Varoufakis visited Paris and Brussels on Tuesday to drum up support for Athens but emerged saying that he expected no deal.

The outspoken university professor, who has been increasingly scorned by his counterparts in the Eurogroup of eurozone finance ministers, said communications with the other ministers had been "difficult".

"There are many of us and we can't discuss amongst one another," he said after meeting French Finance Minister Michel Sapin.

Varoufakis heads to Rome and Madrid later this week for further talks.

Germany's powerful Finance Minister Wolfgang Schaeuble -- one of the harshest critics of Greek Prime Minister Alexis Tsipras's radical government -- had already led a wave of scepticism over whether a deal could be found.

"I'm somewhat sceptical whether that'll be possible by Monday. But I'm not ruling it out," Schaeuble said.

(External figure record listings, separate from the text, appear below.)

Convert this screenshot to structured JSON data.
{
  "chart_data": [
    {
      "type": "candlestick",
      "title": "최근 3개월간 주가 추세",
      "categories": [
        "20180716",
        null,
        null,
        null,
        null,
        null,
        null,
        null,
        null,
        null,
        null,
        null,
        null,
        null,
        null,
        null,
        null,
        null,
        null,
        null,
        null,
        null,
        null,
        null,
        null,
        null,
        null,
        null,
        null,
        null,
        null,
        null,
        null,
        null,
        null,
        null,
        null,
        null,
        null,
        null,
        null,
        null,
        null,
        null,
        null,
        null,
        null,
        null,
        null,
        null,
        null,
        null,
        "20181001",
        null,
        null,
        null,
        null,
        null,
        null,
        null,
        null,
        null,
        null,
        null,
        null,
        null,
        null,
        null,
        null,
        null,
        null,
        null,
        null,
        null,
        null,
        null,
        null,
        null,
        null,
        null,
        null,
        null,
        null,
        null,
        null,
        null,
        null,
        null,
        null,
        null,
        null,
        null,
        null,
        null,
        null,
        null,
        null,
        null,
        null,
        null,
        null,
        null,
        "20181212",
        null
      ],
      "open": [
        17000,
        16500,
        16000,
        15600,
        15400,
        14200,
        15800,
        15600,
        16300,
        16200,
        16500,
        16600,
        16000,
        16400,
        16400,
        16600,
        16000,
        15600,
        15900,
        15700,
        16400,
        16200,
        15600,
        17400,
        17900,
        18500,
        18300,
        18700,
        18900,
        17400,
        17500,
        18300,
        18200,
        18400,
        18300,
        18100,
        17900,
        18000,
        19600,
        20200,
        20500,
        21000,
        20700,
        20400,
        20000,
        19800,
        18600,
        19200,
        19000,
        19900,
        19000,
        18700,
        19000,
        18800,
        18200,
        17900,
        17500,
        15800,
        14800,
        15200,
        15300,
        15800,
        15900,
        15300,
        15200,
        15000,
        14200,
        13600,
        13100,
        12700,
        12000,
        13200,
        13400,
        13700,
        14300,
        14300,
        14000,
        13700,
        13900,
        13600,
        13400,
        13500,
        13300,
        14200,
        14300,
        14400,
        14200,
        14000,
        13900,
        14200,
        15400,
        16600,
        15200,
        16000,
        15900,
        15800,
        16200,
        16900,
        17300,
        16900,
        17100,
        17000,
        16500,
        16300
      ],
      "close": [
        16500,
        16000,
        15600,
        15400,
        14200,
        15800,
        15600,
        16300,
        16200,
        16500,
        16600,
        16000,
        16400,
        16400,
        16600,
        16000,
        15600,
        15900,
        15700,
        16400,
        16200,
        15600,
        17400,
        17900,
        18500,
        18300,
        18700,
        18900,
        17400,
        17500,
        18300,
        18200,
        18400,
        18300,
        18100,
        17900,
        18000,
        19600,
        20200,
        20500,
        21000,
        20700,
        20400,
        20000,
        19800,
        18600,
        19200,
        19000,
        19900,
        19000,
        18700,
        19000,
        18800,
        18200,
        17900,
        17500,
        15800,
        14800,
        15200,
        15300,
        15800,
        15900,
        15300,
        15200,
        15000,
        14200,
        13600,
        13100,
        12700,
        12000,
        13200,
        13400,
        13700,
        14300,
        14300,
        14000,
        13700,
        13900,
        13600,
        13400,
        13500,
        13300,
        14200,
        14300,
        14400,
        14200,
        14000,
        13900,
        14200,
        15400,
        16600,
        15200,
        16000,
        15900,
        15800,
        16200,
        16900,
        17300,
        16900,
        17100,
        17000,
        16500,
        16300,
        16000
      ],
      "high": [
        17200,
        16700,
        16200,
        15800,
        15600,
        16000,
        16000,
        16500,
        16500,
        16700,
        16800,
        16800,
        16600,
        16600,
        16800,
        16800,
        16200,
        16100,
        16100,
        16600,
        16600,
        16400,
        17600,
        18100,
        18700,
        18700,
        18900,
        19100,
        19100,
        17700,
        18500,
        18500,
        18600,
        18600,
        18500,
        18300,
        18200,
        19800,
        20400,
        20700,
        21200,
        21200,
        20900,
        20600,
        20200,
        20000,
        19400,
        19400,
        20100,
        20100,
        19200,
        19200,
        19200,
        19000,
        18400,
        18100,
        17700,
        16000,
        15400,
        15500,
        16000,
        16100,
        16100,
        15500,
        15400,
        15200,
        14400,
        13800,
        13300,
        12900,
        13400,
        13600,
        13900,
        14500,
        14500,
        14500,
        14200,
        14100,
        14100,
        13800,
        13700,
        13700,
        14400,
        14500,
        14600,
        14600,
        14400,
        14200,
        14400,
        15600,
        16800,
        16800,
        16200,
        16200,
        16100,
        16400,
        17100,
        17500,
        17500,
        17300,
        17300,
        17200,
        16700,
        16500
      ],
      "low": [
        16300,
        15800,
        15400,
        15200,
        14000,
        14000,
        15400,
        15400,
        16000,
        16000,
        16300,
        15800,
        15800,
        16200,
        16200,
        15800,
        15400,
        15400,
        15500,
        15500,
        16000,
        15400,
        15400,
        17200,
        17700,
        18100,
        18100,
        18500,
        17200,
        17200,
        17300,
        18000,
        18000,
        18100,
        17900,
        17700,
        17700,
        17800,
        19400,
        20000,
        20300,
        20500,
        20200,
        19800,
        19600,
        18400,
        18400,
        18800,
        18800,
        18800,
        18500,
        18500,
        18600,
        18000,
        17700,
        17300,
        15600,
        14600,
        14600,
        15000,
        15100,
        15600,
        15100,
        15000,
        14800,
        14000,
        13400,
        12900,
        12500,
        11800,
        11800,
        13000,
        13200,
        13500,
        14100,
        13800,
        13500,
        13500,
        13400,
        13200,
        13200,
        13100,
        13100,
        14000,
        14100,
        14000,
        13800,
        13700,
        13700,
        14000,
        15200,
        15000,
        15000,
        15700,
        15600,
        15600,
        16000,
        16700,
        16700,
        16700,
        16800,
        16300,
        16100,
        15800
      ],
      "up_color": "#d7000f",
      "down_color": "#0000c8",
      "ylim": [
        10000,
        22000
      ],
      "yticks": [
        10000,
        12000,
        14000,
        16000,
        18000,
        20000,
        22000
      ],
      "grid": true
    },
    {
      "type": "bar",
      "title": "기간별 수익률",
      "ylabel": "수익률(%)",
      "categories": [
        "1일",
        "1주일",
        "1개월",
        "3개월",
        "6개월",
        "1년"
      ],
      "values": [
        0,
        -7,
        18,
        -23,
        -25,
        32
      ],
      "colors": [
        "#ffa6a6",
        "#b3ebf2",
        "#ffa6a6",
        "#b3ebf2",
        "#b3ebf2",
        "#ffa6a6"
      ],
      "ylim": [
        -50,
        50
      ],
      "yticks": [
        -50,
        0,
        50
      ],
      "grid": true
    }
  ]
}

Euro Working Group President Thomas Wieser, who was also sceptical, told CNBC television: "We've got another good month in which we can come up with a deal."

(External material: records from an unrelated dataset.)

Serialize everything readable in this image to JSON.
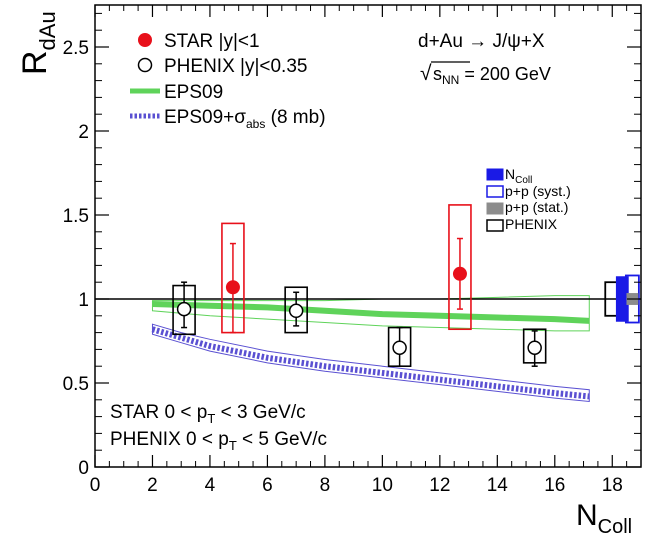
{
  "chart_data": {
    "type": "scatter",
    "xlabel": "N",
    "xlabel_sub": "Coll",
    "ylabel": "R",
    "ylabel_sub": "dAu",
    "xlim": [
      0,
      19
    ],
    "ylim": [
      0,
      2.75
    ],
    "x_ticks": [
      0,
      2,
      4,
      6,
      8,
      10,
      12,
      14,
      16,
      18
    ],
    "y_ticks": [
      0,
      0.5,
      1,
      1.5,
      2,
      2.5
    ],
    "x_tick_labels": [
      "0",
      "2",
      "4",
      "6",
      "8",
      "10",
      "12",
      "14",
      "16",
      "18"
    ],
    "y_tick_labels": [
      "0",
      "0.5",
      "1",
      "1.5",
      "2",
      "2.5"
    ],
    "reference_line": 1,
    "series": [
      {
        "name": "STAR |y|<1",
        "color": "#e8101a",
        "marker": "filled-circle",
        "points": [
          {
            "x": 4.8,
            "y": 1.07,
            "err_low": 0.27,
            "err_high": 0.26,
            "sys_low": 0.27,
            "sys_high": 0.38
          },
          {
            "x": 12.7,
            "y": 1.15,
            "err_low": 0.21,
            "err_high": 0.21,
            "sys_low": 0.33,
            "sys_high": 0.41
          }
        ]
      },
      {
        "name": "PHENIX |y|<0.35",
        "color": "#000000",
        "marker": "open-circle",
        "points": [
          {
            "x": 3.1,
            "y": 0.94,
            "err_low": 0.11,
            "err_high": 0.16,
            "sys_low": 0.15,
            "sys_high": 0.14
          },
          {
            "x": 7.0,
            "y": 0.93,
            "err_low": 0.09,
            "err_high": 0.11,
            "sys_low": 0.13,
            "sys_high": 0.14
          },
          {
            "x": 10.6,
            "y": 0.71,
            "err_low": 0.11,
            "err_high": 0.12,
            "sys_low": 0.11,
            "sys_high": 0.12
          },
          {
            "x": 15.3,
            "y": 0.71,
            "err_low": 0.11,
            "err_high": 0.1,
            "sys_low": 0.09,
            "sys_high": 0.11
          }
        ]
      }
    ],
    "bands": [
      {
        "name": "EPS09",
        "color": "#5fd35a",
        "style": "solid",
        "x": [
          2,
          4,
          6,
          8,
          10,
          12,
          14,
          16,
          17.2
        ],
        "central": [
          0.97,
          0.96,
          0.95,
          0.93,
          0.91,
          0.9,
          0.89,
          0.88,
          0.87
        ],
        "lower": [
          0.93,
          0.9,
          0.88,
          0.86,
          0.84,
          0.83,
          0.82,
          0.81,
          0.81
        ],
        "upper": [
          0.99,
          0.99,
          0.99,
          0.99,
          1.0,
          1.0,
          1.01,
          1.02,
          1.02
        ]
      },
      {
        "name": "EPS09+σ",
        "name_sub": "abs",
        "name_suffix": " (8 mb)",
        "color": "#5a50d2",
        "style": "dotted",
        "x": [
          2,
          3,
          4,
          6,
          8,
          10,
          12,
          14,
          16,
          17.2
        ],
        "central": [
          0.82,
          0.77,
          0.72,
          0.65,
          0.6,
          0.56,
          0.52,
          0.48,
          0.44,
          0.42
        ],
        "lower": [
          0.79,
          0.74,
          0.69,
          0.62,
          0.57,
          0.53,
          0.49,
          0.45,
          0.41,
          0.39
        ],
        "upper": [
          0.85,
          0.8,
          0.76,
          0.69,
          0.64,
          0.6,
          0.56,
          0.52,
          0.48,
          0.46
        ]
      }
    ],
    "global_uncertainties": [
      {
        "name": "PHENIX",
        "x": 18.0,
        "y_low": 0.9,
        "y_high": 1.1,
        "color": "#000000",
        "fill": "none"
      },
      {
        "name": "N",
        "name_sub": "Coll",
        "x": 18.35,
        "y_low": 0.87,
        "y_high": 1.13,
        "color": "#1a1ae6",
        "fill": "#1a1ae6"
      },
      {
        "name": "p+p (syst.)",
        "x": 18.7,
        "y_low": 0.86,
        "y_high": 1.14,
        "color": "#1a1ae6",
        "fill": "none"
      },
      {
        "name": "p+p (stat.)",
        "x": 18.7,
        "y_low": 0.97,
        "y_high": 1.03,
        "color": "#8c8c8c",
        "fill": "#8c8c8c"
      }
    ],
    "annotations": {
      "reaction": "d+Au → J/ψ+X",
      "energy_prefix": "√",
      "energy_s": "s",
      "energy_sub": "NN",
      "energy_value": " = 200 GeV",
      "star_range_a": "STAR 0 < p",
      "star_range_sub": "T",
      "star_range_b": " < 3 GeV/c",
      "phenix_range_a": "PHENIX 0 < p",
      "phenix_range_sub": "T",
      "phenix_range_b": " < 5 GeV/c"
    },
    "legend_placement": "top-left",
    "uncertainty_legend_placement": "right"
  }
}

Greek deputy prime minister Ioannis Dragasakis, a close Tsipras ally, separately met with European Central Bank head Mario Draghi in Frankfurt later Tuesday in a bid to increase liquidity for Greece's stretched banks.

"The Greek government's objective is to reach an agreement, a visible and realistic objective, but that also depends on the institutions, which must act in a constructive fashion," Dragasakis said after his talks with Draghi.

- Heavy price -

The Tsipras government, which came to power in January, is resisting intense pressure from Greece's EU-IMF creditors to pursue radical reforms such as cuts to pensions and wages.

In turn, the creditors' refusal to release the last tranche of aid funds has forced the anti-austerity government to expropriate funds from local governments and agencies.

The price that Greece has paid for failing to win a deal was laid bare on Tuesday.

Brussels sharply slashed its 2015 growth outlook for Greece to 0.5 percent, a huge slump from its earlier prediction of 2.5 percent.

The EU's Commissioner for the euro, Valdis Dombrovskis, warned that even this "meagre" growth rate was conditional on Athens securing a deal by June.

Greece's debt, already the highest in the eurozone, would meanwhile soar to 180.2 percent of annual economic output this year while unemployment is set to remain sky-high at about 25 percent, the EU said.